In February of this year, Professor Nazila Ghanea, the United Nations Special Rapporteur on Freedom of Religion or Belief, submitted a proper report on the link between torture prevention and religious liberty.
Having served for almost three decades in international human rights law, Ghanea provides a quite understandable interpretation of this concept. The main thesis of the report is formulated beautifully at the end of the report: “To the best of the researcher’s knowledge, there are no published materials that specifically address the relationship between these rights.” This is so because the report, when read in full, is a novel way of looking at how religious freedom and torture prevention are linked.
From the study made by Ghanea, the following conclusion is made; Coercion is the main link between these two rights. In particular, the report states, ‘Coercion can be in the form of physical or in the form of psychological/mental coercion.
These two aspects are naturally interlinked.’ This is a significant revelation that goes against the grain of human rights discourse by illustrating how attempts to change or restrict people’s religious beliefs amount to psychological torture.

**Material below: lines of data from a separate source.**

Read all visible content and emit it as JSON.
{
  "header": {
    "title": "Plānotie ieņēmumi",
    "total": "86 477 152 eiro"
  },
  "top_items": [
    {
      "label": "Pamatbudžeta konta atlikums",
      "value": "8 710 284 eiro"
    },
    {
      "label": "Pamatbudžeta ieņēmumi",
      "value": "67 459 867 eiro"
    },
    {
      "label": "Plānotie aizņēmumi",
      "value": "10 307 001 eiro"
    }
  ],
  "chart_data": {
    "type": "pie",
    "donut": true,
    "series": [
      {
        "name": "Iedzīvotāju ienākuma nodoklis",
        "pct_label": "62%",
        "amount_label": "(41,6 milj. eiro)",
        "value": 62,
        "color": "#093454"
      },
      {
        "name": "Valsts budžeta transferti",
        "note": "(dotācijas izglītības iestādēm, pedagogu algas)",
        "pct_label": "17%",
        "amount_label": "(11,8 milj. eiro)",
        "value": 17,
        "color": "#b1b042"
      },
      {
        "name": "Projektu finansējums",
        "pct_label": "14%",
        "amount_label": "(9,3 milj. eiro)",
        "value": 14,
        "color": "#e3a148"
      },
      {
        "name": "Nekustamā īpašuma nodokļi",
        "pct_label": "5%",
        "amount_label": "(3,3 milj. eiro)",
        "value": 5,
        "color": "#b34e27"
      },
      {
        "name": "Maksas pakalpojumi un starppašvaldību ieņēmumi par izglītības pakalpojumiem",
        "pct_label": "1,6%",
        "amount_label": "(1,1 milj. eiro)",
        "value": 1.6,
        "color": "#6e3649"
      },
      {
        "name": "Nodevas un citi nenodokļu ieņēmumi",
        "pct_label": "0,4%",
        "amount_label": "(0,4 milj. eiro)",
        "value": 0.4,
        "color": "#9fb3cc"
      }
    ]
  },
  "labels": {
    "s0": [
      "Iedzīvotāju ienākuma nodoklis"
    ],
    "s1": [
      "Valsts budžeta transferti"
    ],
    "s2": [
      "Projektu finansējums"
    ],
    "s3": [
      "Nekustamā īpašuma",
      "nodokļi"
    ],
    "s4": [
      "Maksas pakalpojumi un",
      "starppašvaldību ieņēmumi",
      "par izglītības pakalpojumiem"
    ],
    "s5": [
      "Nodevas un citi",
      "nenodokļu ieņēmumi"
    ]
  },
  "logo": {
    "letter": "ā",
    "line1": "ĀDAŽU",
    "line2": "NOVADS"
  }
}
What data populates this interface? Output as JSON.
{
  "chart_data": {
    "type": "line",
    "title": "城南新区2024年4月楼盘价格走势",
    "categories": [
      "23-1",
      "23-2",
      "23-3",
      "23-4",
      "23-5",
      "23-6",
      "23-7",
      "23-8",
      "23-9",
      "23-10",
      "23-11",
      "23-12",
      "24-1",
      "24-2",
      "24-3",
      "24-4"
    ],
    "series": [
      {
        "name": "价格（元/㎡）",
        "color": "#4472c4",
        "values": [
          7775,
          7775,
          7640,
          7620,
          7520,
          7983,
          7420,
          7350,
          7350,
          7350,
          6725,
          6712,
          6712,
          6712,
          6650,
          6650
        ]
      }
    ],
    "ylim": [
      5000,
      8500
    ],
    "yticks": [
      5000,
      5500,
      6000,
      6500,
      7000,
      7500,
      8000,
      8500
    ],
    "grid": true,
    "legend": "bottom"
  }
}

The report gives a clear picture of systemic violations, with the emphasis on the discriminative practices that impact minority groups and women in particular. One of the most striking extracts from the document is the one that shows how “non-Muslims were coerced to change their beliefs through denial of work, food aid and education,” which the African Commission on Human and Peoples’ Rights said is against the religion and torture conventions. Importantly, the report goes beyond the theoretical analysis and focuses on the experiences of victims.
It points out that “States, State officials, courts, treaty bodies and even people working directly with victims have not always considered both rights in cases with concurrent issues.” This systematic neglect puts victims at higher risk of being victimized again.
The research reveals definite patterns of religiously motivated maltreatment, including:
- to demand from individuals to act in a way that is prohibited by their religious beliefs.
- interference with the practice of religion.
- Psychological harassment of certain religious groups.
A particularly revealing case study from the report is a case from Guantanamo Bay and a detainee who claimed that guards would ‘seize religious books, place them on the floor and walk on them, and then tear the pages,’ and even ‘placed the Qur’an in a tank containing urine and excreta’. The Inter-American Commission on Human Rights analysed such actions based on two key criteria: ‘the purpose for which the act was inflicted’, and ‘the intensity of the suffering that the claimant suffered”.
The report’s recommendations for states are comprehensive and transformative:
- Prohibit absolutely coercion in connection with religious beliefs
- Prohibit attempts to change people’s religious views
- Fully take into consideration the physical and psychological effects of religious coercion
- Train the judicial personnel
- Learn and prevent forms of torture compounded by religious humiliation.
This is the most urgent demand of Professor Ghanea:
“It is a serious problem that very few legal cases involving these rights have been brought before international bodies while this mandate has documented hundreds of cases of violations over the years”.
The significance of this report is not only academic. By considering religious freedom in relation to torture prevention, Ghanea provides a important contribution to how human rights violations can be prevented systematically.
As religious differences as social and political conflict continue to rise around the globe, this report arrives as a crucial and necessary contribution to the human rights discourse, urging institutions around the world to further refine their approaches to protecting human dignity.